From his time at Butchart, Fogarty recalls an old plate once belonging to Jenny Butchart that held a teacup, as well as an assortment of treats for Tea on the Knee, also known as Low Tea. (The alternative, High Tea, would include more meaty snacks like Welsh rarebit, meat pies, and various sweet and savory dishes. High Tea would be served at the dining room table.)

Fogarty had a vision of re-creating the Butchart Garden Low Tea tradition at Kingfisher’s restaurant, and so he set the stage. Surrounded by windows that display the incredible panoramic view of the sea, Kingfisher guests are served tea from a lovely selection including Honey Bush, Rooibos, Chamomile, or the more traditional Earl Grey or English Breakfast.

Following tea and lavender scones – the lavender being grown on the resort property – a plate of sweet and savory dishes arrives. Guests are treated to a wonderful array of selections while enjoying scent and visual appeal first and then finally, taste. Items like forest mushroom strudel, smoked tuna with citrus aioli, and Belgian chocolate pave are arranged beautifully on a plate that does indeed hold both one’s cup and one’s treats.

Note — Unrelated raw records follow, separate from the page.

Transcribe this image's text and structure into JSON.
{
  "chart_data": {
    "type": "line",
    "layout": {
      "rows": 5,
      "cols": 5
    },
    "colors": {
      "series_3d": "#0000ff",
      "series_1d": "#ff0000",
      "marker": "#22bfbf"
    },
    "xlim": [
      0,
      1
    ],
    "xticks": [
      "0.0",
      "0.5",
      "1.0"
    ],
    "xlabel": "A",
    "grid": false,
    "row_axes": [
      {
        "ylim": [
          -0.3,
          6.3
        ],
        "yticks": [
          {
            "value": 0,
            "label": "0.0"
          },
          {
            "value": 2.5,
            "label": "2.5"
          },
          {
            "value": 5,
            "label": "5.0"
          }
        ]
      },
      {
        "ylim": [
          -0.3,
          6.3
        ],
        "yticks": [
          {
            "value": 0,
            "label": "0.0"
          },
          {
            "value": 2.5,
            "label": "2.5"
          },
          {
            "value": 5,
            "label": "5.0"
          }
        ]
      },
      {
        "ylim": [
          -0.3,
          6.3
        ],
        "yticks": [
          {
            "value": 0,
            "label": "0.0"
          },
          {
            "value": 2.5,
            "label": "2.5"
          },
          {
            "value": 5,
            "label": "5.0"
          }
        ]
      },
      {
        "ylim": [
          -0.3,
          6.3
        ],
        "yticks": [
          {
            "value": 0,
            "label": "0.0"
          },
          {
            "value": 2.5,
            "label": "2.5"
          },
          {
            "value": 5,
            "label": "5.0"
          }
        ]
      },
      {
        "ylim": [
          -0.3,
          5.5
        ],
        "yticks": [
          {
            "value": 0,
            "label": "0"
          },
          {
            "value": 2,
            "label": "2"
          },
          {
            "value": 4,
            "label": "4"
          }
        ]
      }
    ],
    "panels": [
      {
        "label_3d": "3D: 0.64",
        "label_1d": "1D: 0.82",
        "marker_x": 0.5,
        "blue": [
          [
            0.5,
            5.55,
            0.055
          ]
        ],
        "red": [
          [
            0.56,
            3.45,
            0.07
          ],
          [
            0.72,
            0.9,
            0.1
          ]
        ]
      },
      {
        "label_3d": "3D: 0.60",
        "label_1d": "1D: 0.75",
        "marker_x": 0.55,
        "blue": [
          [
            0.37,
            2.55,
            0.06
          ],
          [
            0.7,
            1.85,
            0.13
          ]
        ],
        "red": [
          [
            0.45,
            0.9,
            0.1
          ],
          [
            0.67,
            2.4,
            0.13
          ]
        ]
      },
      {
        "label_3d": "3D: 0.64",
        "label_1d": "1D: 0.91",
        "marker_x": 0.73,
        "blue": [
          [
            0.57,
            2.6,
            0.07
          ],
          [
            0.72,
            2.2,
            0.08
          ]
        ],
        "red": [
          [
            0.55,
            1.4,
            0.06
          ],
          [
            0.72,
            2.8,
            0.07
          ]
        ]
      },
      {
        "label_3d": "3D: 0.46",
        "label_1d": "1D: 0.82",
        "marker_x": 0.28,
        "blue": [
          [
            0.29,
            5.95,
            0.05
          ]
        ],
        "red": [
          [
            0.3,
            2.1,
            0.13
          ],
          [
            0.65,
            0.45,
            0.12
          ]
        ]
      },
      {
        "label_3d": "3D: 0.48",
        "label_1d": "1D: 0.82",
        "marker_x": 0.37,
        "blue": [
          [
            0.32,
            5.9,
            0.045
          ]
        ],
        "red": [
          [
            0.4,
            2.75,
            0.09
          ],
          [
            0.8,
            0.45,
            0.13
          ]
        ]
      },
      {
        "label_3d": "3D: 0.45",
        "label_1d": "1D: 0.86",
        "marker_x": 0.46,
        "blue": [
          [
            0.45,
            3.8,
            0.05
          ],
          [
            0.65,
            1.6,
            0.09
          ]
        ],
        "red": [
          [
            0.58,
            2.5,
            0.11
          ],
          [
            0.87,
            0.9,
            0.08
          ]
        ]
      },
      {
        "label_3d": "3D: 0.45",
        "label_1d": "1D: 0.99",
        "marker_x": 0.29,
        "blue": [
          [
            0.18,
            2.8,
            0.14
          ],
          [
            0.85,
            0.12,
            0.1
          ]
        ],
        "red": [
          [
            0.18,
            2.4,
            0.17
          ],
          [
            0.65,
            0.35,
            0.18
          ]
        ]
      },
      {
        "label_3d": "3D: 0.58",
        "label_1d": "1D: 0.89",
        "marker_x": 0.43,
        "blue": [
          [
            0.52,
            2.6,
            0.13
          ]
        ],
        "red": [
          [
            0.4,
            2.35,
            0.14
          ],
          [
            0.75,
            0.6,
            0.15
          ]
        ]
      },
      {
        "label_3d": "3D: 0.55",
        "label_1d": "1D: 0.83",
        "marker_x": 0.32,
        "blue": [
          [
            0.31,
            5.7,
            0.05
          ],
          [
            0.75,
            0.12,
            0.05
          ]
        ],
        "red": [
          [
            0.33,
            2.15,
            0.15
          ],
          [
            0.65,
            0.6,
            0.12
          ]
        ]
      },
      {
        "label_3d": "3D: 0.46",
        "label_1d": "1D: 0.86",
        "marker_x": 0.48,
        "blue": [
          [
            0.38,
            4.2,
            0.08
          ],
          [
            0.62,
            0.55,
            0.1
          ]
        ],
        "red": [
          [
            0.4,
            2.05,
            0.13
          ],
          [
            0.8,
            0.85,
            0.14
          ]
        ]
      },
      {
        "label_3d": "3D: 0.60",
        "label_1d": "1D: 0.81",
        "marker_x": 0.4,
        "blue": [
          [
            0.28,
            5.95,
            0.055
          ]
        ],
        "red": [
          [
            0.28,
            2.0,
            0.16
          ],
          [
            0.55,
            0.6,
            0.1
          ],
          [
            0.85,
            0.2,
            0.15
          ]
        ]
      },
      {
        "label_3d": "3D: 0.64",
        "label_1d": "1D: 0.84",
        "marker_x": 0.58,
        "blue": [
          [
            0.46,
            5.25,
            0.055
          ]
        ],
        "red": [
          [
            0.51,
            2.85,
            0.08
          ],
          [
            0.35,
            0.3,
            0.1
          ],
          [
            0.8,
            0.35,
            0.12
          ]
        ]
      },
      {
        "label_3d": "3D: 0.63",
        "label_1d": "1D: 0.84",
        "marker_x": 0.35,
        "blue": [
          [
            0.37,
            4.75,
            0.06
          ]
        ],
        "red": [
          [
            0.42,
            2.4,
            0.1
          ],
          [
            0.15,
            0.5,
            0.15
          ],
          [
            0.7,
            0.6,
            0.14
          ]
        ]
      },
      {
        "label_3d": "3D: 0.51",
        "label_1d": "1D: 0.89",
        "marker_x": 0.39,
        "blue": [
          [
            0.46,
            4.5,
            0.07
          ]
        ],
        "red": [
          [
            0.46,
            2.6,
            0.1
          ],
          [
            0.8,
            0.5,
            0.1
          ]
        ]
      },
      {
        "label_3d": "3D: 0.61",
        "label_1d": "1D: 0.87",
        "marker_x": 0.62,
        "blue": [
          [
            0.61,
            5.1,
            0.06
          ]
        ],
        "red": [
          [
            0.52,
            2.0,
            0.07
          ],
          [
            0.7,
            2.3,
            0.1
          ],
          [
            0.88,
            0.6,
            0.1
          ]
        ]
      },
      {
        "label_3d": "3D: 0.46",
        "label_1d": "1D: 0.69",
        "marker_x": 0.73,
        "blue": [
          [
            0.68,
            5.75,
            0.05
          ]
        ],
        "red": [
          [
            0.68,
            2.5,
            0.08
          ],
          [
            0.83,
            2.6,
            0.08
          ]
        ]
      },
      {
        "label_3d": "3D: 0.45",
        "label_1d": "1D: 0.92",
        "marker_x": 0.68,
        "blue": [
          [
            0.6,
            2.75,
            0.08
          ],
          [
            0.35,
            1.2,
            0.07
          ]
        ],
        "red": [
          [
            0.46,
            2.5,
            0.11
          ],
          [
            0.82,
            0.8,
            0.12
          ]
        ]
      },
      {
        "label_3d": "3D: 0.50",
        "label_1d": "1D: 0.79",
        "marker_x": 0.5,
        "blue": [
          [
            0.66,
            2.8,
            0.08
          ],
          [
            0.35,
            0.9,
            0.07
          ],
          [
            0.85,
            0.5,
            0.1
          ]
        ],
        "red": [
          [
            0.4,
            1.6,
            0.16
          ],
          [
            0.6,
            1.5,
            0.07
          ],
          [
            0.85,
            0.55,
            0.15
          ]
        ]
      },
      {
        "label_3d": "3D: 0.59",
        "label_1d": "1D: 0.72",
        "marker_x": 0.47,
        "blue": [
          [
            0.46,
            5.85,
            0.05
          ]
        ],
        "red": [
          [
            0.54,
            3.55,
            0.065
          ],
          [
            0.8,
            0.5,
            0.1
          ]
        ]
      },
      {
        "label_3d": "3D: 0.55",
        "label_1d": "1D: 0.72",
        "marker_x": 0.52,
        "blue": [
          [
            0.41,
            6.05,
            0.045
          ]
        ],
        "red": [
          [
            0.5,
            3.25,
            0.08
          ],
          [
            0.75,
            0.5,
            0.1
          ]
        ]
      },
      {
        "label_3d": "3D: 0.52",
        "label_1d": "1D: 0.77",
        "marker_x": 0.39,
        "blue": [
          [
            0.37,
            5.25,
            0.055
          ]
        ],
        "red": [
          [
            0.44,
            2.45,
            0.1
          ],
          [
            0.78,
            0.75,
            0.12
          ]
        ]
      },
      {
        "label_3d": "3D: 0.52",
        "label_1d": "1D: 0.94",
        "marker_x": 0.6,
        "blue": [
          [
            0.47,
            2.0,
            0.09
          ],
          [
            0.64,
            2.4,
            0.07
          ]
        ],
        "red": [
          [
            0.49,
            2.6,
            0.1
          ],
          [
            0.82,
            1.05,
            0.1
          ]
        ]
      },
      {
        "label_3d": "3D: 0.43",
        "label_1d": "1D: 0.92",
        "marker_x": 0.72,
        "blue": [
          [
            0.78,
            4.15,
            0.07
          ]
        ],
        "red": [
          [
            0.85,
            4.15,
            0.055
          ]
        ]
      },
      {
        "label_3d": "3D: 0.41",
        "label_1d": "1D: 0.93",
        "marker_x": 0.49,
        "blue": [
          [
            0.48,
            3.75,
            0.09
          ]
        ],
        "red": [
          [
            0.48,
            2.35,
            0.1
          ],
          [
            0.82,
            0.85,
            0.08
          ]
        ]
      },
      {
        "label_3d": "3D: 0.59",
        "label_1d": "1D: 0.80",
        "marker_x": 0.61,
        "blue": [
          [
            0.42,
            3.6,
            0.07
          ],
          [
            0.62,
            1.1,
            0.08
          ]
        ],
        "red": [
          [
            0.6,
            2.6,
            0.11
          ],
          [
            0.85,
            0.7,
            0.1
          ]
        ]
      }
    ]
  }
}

Chef Fogarty believes in eating with your eyes first. He feels strongly about fine local ingredients, yet, “never at the expense of quality,” he says. Fogarty wants his guests to experience the indulgence and beauty of products from Vancouver Island. Therefore, he shares personal relationships with local growers and suppliers of fresh fruit, vegetables, seafood, meat, and cheese. His excitement for what he does is evident as he tells me he recently bought fresh fava beans from a local grower for the weekend dinner specials.

Consider stopping in for Low Tea at the Kingfisher this summer for a relaxing and unique experience that comes complete with a spectacular view.